Mustafa Önder

Mustafa Önder

Mail: mustafaonder@turkgun.com

Siyasi ve dinî ahlaksızlar!

Tabii bir afetten siyasi nema çıkarmak, şuursuzluk ve halk düşmanlığıdır...

Millet olarak sımsıkı kenetlenip yardımlaşacağımız saatlerde, üstelik de yalan söyleyerek, İzmir’de Adalet Sarayı, Kaymakamlık ve Kızılay binalarının hasar gördüğünü ve boşaltıldığını söyleyip “Kendi binalarının güvenliğini sağlayamayan devlet, vatandaşın canını nasıl koruyacak?” mesajı atan husumet, hangi şeytaniliğin kölesidir?

21 yıldır İzmir Büyükşehir Belediyesini elinde bulunduran Y-CHP, bugüne kadar İzmir için hangi projeyi üretmiş, İzmir’i “hormonlu büyük köy” olmaktan kurtarabilmiş midir?

Deprem bölgesi bir şehre onlarca katlı gökdelen ruhsatını mahalle muhtarları mı verdi?

Y-CHP’li Tekin’in afet üzerinden devlet düşmanlığını izah etmek mümkün değildir...

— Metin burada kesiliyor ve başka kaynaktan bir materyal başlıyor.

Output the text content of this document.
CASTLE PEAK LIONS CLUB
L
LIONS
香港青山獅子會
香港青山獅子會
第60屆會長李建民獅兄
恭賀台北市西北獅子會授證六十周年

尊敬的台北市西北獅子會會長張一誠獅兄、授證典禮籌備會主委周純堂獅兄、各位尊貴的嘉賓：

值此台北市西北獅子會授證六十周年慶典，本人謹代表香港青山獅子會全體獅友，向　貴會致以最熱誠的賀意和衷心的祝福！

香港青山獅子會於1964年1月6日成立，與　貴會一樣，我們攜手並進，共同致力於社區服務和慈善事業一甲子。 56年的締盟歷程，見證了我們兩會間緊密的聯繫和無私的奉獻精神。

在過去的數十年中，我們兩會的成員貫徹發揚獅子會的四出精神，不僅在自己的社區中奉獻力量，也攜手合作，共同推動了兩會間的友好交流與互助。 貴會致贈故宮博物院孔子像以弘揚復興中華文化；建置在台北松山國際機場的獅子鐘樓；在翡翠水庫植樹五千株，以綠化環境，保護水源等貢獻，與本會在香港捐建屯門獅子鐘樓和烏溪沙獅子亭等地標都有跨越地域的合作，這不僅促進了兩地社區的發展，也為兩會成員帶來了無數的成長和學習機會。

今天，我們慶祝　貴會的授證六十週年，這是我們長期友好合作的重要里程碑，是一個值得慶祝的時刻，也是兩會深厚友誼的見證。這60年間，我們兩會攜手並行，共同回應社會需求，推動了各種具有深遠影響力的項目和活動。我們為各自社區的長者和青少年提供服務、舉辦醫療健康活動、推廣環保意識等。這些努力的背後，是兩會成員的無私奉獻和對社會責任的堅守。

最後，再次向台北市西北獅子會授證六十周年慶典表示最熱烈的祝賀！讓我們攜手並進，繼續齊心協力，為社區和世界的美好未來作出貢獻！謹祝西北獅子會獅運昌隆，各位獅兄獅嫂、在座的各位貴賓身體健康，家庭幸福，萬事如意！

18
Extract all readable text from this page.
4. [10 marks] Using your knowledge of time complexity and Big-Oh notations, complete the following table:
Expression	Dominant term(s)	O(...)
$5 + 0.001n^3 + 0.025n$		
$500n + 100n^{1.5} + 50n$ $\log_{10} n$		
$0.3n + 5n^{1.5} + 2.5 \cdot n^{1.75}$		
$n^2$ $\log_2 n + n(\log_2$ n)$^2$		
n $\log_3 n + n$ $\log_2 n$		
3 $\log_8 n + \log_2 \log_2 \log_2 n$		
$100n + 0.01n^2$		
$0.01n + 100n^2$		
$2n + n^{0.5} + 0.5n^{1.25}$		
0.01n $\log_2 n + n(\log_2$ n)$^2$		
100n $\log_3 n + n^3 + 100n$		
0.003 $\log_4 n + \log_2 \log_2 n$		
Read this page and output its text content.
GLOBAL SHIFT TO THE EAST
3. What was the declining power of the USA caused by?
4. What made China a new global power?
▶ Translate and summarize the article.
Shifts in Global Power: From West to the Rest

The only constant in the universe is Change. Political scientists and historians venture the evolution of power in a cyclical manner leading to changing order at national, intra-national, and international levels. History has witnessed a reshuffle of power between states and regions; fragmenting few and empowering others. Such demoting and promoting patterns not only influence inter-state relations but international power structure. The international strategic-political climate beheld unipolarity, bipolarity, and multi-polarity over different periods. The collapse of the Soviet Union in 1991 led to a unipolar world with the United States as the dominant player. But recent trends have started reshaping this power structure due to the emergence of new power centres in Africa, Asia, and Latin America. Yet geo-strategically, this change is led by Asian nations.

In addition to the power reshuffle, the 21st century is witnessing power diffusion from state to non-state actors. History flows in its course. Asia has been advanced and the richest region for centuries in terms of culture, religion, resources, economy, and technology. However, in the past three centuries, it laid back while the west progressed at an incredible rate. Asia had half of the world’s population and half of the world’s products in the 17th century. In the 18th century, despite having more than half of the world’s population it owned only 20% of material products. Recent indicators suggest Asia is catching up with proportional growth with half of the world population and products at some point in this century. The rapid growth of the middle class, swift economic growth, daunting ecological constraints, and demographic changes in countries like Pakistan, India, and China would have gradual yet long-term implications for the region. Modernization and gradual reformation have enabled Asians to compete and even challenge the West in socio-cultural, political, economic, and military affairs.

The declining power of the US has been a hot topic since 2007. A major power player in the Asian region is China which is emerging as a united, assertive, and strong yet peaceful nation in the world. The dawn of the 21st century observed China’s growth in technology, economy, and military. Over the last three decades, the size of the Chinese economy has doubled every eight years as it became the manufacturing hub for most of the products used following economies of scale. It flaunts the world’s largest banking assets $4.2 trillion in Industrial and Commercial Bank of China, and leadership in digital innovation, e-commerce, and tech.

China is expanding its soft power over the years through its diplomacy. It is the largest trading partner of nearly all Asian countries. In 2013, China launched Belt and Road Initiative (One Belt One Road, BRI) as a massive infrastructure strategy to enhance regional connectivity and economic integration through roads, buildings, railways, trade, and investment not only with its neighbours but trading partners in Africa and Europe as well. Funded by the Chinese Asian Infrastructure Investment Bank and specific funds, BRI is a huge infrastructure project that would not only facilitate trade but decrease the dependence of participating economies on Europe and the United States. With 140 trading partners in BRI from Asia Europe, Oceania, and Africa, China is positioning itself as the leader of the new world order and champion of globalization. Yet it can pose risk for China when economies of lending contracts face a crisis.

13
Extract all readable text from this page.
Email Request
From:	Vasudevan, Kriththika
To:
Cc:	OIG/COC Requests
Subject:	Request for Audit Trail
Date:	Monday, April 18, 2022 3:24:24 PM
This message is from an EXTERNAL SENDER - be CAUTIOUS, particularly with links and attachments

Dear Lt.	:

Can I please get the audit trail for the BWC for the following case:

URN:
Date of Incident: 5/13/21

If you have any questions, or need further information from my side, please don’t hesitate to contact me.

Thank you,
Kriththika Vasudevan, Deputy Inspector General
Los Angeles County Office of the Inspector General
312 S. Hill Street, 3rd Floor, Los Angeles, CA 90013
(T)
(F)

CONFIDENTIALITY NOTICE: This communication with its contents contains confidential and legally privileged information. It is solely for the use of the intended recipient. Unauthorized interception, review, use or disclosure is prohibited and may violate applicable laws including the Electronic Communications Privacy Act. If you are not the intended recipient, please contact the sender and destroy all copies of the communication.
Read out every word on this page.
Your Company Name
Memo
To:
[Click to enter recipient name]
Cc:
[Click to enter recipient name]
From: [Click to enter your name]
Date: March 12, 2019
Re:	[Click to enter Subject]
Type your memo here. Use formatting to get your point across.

Bu açıklama iftira, kin ve husumet doludur, halka umutsuzluk aşılamak ve siyasi ahlaksızlıktır!

*

Bu cennet vatanın “Türk İzmir”i, solun, yobazlığın, trollerin istediği gibi oynayabileceği bir şehir değildir...

Kahpeliklerin yiğit Hasan Tahsinlerin ilk kurşunuyla “denize döküldüğü”, uygar Türkiye’nin temellerinin atıldığı, cesur, görgülü, hoşgörülü, demokrasi, hürriyet ve Atatürk âşığı güzel insanların şehridir...

Kilise ve sinagogla caminin, İslam ve cumhuriyetin kardeşliği ile özgürce bir arada yaşadığı kenttir...

Türk’ü, Kürt’ü, Rum’u, Yahudi’si, ecnebisi, Sünni’si, Alevi’siyle kardeşçe yaşadığı bir ilimizdir...

Hatta Sevgili Peygamberimize hakaret eden karikatür dergisiyle poz veren Soyer ailesine tahammül edebilen, gereken cevabı sandıkta verme demokratlığındadır!

Durup dururken İzmirlinin imanı, kültürü, alışkanlığı üzerinden, güzelim vatan toprağını ve halkını aşağılayıcı paylaşımlarda bulunan kökü dışarıda, yobaz ve proje trollerin attığı mesajlara ne demeli?

Din üzerinden yöre insanını rencide ederek psikolojik ayrımcılığa heveslenen iblisin tohumları yine boş durmadı... 

*

Bir tabii afeti yaşadığımız saatlerde adice, alçakça kullanıcı isimleriyle milletin içine nifak sokmayı fırsat bilen FETÖ artıkları ve din tacirlerinin uşakları, İzmir halkını Lud kavmiyle bir tutma rezilliğine soyundular...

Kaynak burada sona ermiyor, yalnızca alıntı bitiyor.